Aufgrund dieser Abfolge landete das Baugesuch wieder beim Walchwiler Gemeinderat. Die Lausanner Richter ordnen den Entscheid des Verwaltungsgerichts nur gerade als Zwischenentscheid ein. Ihm einen höheren Status einräumen könnten die Lausanner Richter nur dann, wenn ein Untätigbleiben einen nicht wieder gutzumachenden Nachteil zur Folge hätte. In diesem Fall liege ein solcher aber nicht vor. Das höchste Schweizer Gericht prüfte sogar, ob durch die Herbeiführung eines Entscheides «ein bedeutender Aufwand an Zeit oder Kosten für ein weitläufiges Beweisverfahren» einzusparen wäre. Es machte aber auch hier vom Untätigsein Gebrauch. In Bezug auf die Akten kamen die Richter aus der Westschweiz zum Schluss, «dass für die Beurteilung der Projektänderungen ein aufwendiges Verfahren» nicht erwarten lassen.

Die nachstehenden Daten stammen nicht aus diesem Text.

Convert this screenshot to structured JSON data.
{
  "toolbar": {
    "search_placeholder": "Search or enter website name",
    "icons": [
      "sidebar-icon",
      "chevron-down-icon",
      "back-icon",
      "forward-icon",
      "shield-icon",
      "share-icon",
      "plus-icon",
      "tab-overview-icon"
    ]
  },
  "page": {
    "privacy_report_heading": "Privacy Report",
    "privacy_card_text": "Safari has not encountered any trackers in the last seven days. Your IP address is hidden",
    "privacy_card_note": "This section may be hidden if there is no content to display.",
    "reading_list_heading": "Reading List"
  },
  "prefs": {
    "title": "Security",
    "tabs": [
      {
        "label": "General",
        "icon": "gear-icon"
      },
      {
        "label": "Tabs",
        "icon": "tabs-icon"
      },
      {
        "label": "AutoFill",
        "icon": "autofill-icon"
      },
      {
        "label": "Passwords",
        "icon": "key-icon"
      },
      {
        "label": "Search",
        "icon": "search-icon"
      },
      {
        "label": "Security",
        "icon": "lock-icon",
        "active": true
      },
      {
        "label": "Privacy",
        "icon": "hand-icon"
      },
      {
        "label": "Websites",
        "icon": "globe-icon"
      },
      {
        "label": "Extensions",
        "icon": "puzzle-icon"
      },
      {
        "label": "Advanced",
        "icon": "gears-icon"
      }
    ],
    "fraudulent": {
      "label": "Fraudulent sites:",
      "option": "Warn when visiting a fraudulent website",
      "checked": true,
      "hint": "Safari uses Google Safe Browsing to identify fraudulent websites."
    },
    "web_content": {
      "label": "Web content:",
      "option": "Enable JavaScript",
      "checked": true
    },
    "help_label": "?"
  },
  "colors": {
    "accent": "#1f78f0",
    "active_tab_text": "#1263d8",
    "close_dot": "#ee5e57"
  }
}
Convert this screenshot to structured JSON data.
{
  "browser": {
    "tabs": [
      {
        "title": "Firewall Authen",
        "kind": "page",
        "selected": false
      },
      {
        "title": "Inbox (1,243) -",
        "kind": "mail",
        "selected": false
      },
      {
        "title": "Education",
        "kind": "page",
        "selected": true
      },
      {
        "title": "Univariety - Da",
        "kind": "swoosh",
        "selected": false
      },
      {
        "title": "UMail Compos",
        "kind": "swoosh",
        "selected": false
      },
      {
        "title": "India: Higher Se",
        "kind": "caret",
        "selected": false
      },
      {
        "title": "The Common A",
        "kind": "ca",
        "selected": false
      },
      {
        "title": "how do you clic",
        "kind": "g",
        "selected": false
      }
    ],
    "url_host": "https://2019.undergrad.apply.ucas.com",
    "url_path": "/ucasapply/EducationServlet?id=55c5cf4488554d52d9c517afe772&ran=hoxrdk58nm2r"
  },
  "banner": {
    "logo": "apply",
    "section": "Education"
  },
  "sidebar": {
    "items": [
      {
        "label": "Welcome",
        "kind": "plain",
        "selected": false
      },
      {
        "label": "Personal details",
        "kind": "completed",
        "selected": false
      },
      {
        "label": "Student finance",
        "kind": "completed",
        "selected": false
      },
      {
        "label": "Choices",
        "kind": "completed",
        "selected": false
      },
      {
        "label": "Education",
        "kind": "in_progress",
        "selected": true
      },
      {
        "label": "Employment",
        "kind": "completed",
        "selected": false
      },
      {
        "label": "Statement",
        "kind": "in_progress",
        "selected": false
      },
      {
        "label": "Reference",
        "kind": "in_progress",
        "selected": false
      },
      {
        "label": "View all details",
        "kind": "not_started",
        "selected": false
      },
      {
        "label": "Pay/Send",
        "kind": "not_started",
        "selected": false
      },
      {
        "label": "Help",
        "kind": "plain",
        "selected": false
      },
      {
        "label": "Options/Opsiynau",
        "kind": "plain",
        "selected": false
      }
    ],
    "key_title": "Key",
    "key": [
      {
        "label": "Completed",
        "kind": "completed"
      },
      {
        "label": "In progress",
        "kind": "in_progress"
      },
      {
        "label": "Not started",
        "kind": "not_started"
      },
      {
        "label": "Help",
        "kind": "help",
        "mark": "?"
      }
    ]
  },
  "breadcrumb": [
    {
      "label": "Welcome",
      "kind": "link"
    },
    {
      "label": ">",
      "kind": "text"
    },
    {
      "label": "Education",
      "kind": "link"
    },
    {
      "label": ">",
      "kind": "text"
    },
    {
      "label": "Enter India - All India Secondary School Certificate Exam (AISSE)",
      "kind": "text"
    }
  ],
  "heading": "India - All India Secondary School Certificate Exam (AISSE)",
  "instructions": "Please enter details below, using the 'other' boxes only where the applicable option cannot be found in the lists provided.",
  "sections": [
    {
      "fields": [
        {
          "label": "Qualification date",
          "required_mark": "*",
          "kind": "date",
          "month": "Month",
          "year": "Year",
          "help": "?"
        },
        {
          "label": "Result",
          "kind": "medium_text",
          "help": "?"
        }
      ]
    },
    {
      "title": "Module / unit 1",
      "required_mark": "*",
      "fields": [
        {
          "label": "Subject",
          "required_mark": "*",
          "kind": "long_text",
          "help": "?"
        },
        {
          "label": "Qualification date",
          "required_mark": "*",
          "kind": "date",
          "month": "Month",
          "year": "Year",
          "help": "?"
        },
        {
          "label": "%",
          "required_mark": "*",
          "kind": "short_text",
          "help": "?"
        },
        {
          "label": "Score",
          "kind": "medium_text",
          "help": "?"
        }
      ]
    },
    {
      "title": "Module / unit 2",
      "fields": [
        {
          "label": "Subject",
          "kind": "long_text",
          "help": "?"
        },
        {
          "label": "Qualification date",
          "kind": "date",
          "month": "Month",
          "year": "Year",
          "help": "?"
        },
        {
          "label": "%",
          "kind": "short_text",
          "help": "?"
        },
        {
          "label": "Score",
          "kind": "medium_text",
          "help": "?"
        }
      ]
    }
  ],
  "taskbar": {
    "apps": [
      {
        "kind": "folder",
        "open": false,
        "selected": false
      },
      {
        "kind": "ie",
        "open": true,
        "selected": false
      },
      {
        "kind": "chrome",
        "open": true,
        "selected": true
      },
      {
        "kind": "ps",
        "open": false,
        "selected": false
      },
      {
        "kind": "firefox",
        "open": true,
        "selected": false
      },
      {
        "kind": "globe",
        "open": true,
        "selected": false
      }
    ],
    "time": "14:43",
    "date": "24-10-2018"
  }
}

Vom Ermessenspielraum und einer Belehrung für die Verwaltungsrichter

Die Bundesrichter befassten sich im Weiteren auch noch mit dem bereits beim Verwaltungsgericht geäusserten Zweifel, inwiefern die zu überbauende Landparzelle erschlossen ist. Dafür gibt es eine Checkliste, die auf dem Raumplanungsgesetz basiert: «Land ist erschlossen, wenn für die dafür betreffende Nutzung eine hinreichende Zufahrt besteht und die erforderlichen Wasser-, Energie sowie Abwasserleitung so nahe heranführen, dass ein Anschluss ohne erheblichen Aufwand möglich ist.» Welche Standards hierbei gelten, lege, so die Bundesrichter, das kantonale Recht fest. Sie vergessen auch nicht zu erwähnen, dass die Kantone einen Ermessensspielraum haben, welche Voraussetzungen von der Zufahrt das erfüllt sein müssen, um bewilligt werden zu können. Im letzten Satz des Urteils 1C_646/2019 rügen die Bundesrichter dann noch die Zuger Verwaltungsrichter leicht, in dem sie das Folgende schreiben: «In diesem Sinne beruht die vorinstanzliche Beurteilung, wonach das Baugrundstück in öffentlich-rechtlicher Hinsicht als erschlossen gelten könnte, auf einem offensichtlich unvollständigen Sachverhalt.»